A few years ago, I did a facebook post on this very day about being thankful for being aimless. And I found it today, believing that I had been a genious. You see, in the end, it isn’t really the destination, is it? It’s always been about the journey. But so many footsteps are solidifying for me that I am enthralled by my own wanderings.

I started college Autumn 2011. I had to immediately withdraw (within the first week) because I listened to my peers and drank far too many energy drinks and my kidneys couldn’t handle it. I was in the ER multiple times, my PCP (Personal Care Physician) too and it was determined that my energy drink habits were killing me. Before that fall, I’d spent my summers drinking Monster BFCs (Big Effing Cans-the equivalent of 4 Monsters in one can) and Rockstars and Venoms (these were my favorite). I was always seen with one in my hand. Now it’s coffee and the occasional soda for me, marginalized by gallons of water.

I didn’t return to college (or technically even start college) until Winter 2012. We were still on quarters then. I was a bio major, determined to be a pediatric oncologist. My entire life was dedicated to this. Only my heart didn’t seem to be. For two years, I fought with deciding if I was doing the right thing with my life. Ultimately, I wasn’t. I had the heart for the job, the brains too, but it wasn’t what I longed for. And so I became an anthro major.

Even then my wandering (and wondering) was not over. What kind of anthropologist would I be? I couldn’t decide, wanted to do everything and ultimately picked cultural. But that isn’t to say I haven’t had a couple moments where physical sounded like a much smarter idea. Even this left some questions.

What would I focus on? People was far too broad a focus, culture wouldn’t work either. Religion. Now that could work. But what about it? Eventually, I landed on something both practical and interesting. Religious Extremism and Violence as a Diplomatic Interference. Now that sounds snappy, doesn’t it? I only really settled into that idea. Now comes the new wave of questions about jobs and such.

But as I said: it’s really all about the journey, anyway, isn’t it? Sometimes the lights have to go out, the path needs to disappear before we can find ourselves. There isn’t really a way to make it easier, or less scary. You just have to take the plunge. Interesting.

Thankfulness, Day 2

Although I could go on and on about my husband for these days of thankfulness, today I want to focus on something different: literacy.

  It is something that I take for granted on a day to day basis, even now as I type this blog post.

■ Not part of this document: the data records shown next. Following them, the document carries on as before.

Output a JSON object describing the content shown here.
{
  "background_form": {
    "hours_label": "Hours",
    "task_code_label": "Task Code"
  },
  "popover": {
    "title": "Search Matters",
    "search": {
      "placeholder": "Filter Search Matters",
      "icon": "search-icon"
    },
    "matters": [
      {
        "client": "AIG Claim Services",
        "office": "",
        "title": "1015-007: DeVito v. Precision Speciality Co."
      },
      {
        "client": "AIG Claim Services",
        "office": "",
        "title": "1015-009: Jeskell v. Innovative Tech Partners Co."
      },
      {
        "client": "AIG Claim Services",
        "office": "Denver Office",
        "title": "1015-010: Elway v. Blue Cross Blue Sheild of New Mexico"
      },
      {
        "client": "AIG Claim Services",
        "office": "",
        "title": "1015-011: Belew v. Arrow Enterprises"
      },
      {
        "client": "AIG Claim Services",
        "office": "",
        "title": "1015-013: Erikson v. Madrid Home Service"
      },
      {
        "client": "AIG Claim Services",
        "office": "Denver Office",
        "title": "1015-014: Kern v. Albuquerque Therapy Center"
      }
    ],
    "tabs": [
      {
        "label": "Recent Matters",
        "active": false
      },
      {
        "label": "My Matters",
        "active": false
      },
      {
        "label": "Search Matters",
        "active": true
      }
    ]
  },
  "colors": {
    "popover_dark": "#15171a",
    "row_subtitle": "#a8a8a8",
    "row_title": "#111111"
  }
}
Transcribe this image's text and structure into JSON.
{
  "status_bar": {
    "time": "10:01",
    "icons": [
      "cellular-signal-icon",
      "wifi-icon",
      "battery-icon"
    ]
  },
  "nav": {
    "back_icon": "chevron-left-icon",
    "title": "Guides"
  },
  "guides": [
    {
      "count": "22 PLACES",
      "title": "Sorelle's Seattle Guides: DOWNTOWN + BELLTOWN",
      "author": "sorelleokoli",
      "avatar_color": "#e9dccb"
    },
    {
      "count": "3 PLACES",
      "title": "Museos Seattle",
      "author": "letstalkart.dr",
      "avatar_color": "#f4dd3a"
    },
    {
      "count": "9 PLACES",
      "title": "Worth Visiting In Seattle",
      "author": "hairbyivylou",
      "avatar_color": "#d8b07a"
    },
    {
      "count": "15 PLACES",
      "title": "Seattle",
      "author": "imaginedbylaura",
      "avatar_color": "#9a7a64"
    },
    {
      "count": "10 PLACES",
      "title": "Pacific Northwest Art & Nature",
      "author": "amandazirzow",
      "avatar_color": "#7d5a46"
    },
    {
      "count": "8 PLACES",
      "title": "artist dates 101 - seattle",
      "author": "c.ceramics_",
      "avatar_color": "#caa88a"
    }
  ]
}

I have the ability to read and write not one, but two languages (and I’m working on a third). How many people don’t have the ability ot say they can do that for even one? 1 out of 4 children in America will not learn how to read (DoSomething.org). 16% of the world is illiterate (ProLiteracy.org). 

  I was fortunate enough to be a girl whose parents read voraciously. One of the first things I could do was read. And honestly, that’s one of the most important things about being human: being able to understand. Reading creates adventure, creativity, job marketability, education (not only the westernized version, but also education about pregnancy, diseases and ever so much more). Literacy leads to a life less likely to be cut short by poverty or imprisonment. Literacy leads to freedom.

  So as I sit here today writing my novel and my blog and some homework, I am incredibly thankful that I even have that opportunity. By this time next year, I want to have helped someone else in the world become literate, so that they may enjoy the benefits too.